Bardzo ważnym elementem w walce z kiłą jest wapnowanie gleb. Kiła kapusty występuje na wszystkich rodzajach gleb, ale w szczególności na glebach kwaśnych i torfowych. Gleby o odczynie poniżej 6,0 należy wapnować. Do uprawy warto wybierać odmiany warzyw kapustnych i rzepaku, które są odporne na kiłę kapusty. Należy zachować odpowiednie środki ostrożności, aby uniknąć rozprzestrzeniania się choroby. - Producenci powinni dokładnie czyścić maszyny, narzędzia przy przejazdach z pól zainfekowanych - mówi Dorota Piękna-Paterczyk.
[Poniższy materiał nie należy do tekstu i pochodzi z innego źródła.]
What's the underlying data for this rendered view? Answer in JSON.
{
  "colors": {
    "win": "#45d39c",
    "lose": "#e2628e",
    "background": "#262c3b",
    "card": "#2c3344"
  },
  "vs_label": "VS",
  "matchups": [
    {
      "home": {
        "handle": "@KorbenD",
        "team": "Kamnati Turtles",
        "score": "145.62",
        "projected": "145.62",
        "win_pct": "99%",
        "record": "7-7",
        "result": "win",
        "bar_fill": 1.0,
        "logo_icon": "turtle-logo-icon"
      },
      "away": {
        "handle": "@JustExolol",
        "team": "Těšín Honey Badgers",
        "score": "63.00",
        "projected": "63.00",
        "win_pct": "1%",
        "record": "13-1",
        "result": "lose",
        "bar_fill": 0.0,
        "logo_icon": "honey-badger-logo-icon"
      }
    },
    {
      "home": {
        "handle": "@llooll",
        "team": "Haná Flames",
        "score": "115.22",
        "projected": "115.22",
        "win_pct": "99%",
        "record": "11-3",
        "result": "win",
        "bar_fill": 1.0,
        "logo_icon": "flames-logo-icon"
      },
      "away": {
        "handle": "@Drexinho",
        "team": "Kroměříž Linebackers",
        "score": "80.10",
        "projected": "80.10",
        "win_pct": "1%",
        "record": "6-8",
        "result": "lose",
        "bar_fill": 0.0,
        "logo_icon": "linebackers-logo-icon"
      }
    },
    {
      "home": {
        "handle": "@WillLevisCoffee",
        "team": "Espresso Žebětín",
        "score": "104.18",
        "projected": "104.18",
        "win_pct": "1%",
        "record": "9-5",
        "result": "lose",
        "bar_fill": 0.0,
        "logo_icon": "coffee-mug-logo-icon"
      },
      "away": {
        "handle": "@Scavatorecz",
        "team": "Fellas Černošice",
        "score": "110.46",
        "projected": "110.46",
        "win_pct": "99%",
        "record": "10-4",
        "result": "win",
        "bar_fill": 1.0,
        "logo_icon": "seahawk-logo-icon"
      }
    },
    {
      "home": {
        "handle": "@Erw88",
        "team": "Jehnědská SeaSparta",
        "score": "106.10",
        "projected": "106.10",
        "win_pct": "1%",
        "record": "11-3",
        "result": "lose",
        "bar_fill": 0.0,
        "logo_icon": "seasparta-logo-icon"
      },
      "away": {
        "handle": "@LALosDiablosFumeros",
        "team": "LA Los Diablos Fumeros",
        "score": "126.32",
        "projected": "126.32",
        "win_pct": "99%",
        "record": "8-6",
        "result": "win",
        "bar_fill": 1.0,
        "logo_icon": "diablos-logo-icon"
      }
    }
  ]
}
Chcąc ograniczyć porażenie roślin przez kiłę kapusty warto profilaktycznie zastosować preparat Altima 500 SC, opryskując nim powierzchnię i mieszając na głębokość 10 cm. Można również 1-2 tygodnie przed sadzeniem warzyw kapustowatych użyć cyjanamid wapnia tzw. azotniak Perlka, który redukuje liczebność glebowych agrofagów m.in. zarodników kiły. - Dodatkowo zawarty w składzie cyjanamid jest pożywką dla pożytecznych mikroorganizmów, które są naturalnymi pasożytami kiły. W przypadku produkcji rozsady zaleca się podlewanie rozsady w tackach plastikowych przed wysadzeniem w pole roztworem preparatu Altima 500 SC - tłumaczy specjalistka.